Blockyness, Could it be the BLUE surface CDROMS????greenspun.com : LUSENET : Video CD : One Thread
I followed all the rules but the VCD came out with problems.
There was blockyness when played on the Pc that made it, and on the Sony DVD. 1) The source video came from 8mm, then captured on an ATI AIW PRO, on VCR2 format (352x240). 2) Then it was edited on Adobe Premier 5.1rt, and came out as ATI YUV9 (352x240),(looks really good in the monitor), 3) Then it was run thru XING encoder on the CDVIDEO setup, to aquire the specifications of white book. The Mpg files looked fine. I even defragemented the drive to give it better performance. 4) Then the 7 sections of mpg video where moved to the NTI cd writer application (Ver4),to adjust the VIDEOCD2.0 burning set up, it accepted all the files with no problem. 5) Next I ran a SIMULATION of the cd burning on 4X speed, which turned out successful, 6) Then I burned the cd, at 4x Writing speed and it turned out successful. So the VCD was apparently perfect. 7) Next I inserted it on the DVD Sony 300, and it recognized all the chapters with no problem. 8) When it started playing the blockiness was terrible. The sound was Ok. If I could get rid of the blockyness it would be great. 9) Then I took it back to the Pc, on the same drive that made the VCD to see of the problem was on the DVD PLAYER. But the same thing happened,the play back on the PC was terrible.

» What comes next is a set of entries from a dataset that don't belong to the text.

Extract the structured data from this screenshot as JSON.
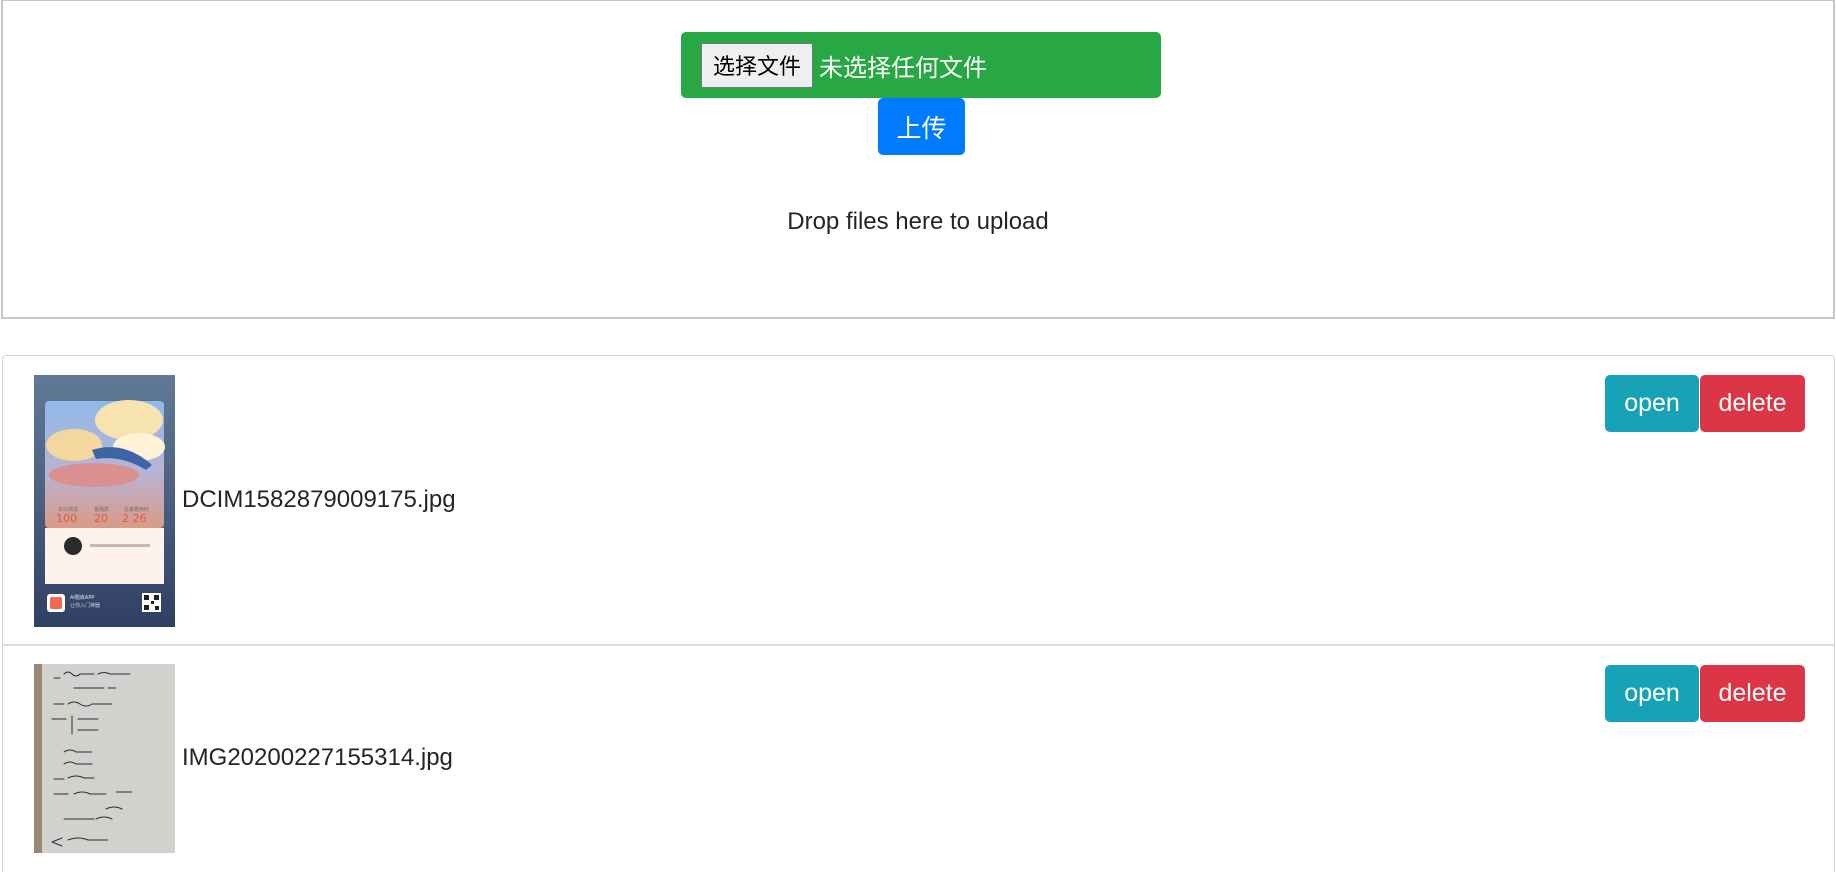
{
  "upload": {
    "choose_label": "选择文件",
    "no_file_label": "未选择任何文件",
    "upload_label": "上传",
    "drop_hint": "Drop files here to upload"
  },
  "files": [
    {
      "name": "DCIM1582879009175.jpg",
      "open_label": "open",
      "delete_label": "delete"
    },
    {
      "name": "IMG20200227155314.jpg",
      "open_label": "open",
      "delete_label": "delete"
    }
  ],
  "thumb1": {
    "stat1_label": "本次测试",
    "stat1_value": "100",
    "stat2_label": "答题数",
    "stat2_value": "20",
    "stat3_label": "总答题用时",
    "stat3_value": "2 26",
    "footer_text": "AI题库APP",
    "footer_sub": "让你入门神器"
  },
  "colors": {
    "green": "#28a745",
    "blue": "#007bff",
    "teal": "#17a2b8",
    "red": "#dc3545"
  }
}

10) So the question is WERE IS THE PROBLEM?
I used a FUJI CD-R, with blue surface. COULD IT POSSIBLY BE THE MEDIA????? I burned the CD-R at 4x, was it too fast...SHOULD I HAVE DONE IT 1x??????????? The CD RECORDER is MEMOREX.....I have burned other multimedia CDroms that have turned ok. So far...this is my fist failure...
The PC is a : COMPAQ PRESARIO 5360/ 450MHZ/ AMDK6-2/10GIGS/ 64RAM/ ATI AIW PRO video capture card. PREMIER 5.1RT/ AFTER EFFECTS 4.0/PHOTOSHOP 5/SOUND FORGE 4/XING ENCODER/DIRECTOR 6/
THANKS FOR THE TIME YOU'LL TAKE TO SOLVE THIS PUZZLE. BYE
-- Carlos Moreno (carl@firstname.lastname@example.org), October 02, 1999
I can see two things here: First, your encoder. Xing is fast and all that but two things against it are it's expensive, and it really doesn't do filtering. In any case the blockiness during playback could be caused by your decoder (player or PC) not keeping up with some of the info it has to unravel to create the pix, and therefore retains good info from a previous successfully decoded block; viola-blockiness. Even Hi-8 will have some noise that is not evident on playback of the original tape; it's this noise that makes the encoder's job difficult: it wastes its resources trying to encode this noise, wasting precious bits that could have gone to encoding actual useful picture info instead. DVMPEG and Panasonic are two encoders I use and these have filters you can experiment with (like low-pass and smoothing). The filters and their levels of sophistication in any MPEG encoder probably helps towards higher quality output more than most other parameters during encoding. An MPEG file on a PC may not show blockiness because the PC can force itself to adapt varying data bit rates, etc., but once recorded to VCD this can show up. Realize that the one limitation of VCD is constant bit rate. I don't know why but creating identical VCDs one recorded at 2x and the other at 4x on identical media (Kodak Silver+), the one recorded at 2x plays more smoothly than the one made at 4x, which will always be a bit more jerky and blocky. Perhaps you should indeed consider recording at 2x and at 1x and compare results. Lastly, you didn't say what type of video you had on that 8mm. But generally, videos which include a lot of scene changes, fast movement, and fast brightness change rates from frame to frame produce more blockiness compared with talking heads type scenes. Even the best MPEG encoder will be fazed and produce blockiness in the final file if you force fast movement on it like scenes with rapid camera pans. There is little Xing can do to alleviate this limitation; however, in DVMPEG and Panasonic there are facilities to manually force keyframes (I-frames) when the next frame, upon inspection, is markedly different from the one preceding it. Forcing I frames manually can make encoding tedious and longer and the resulting filesize probably bigger but the output quality will be much better in terms of smoother motion and very minimal blockiness.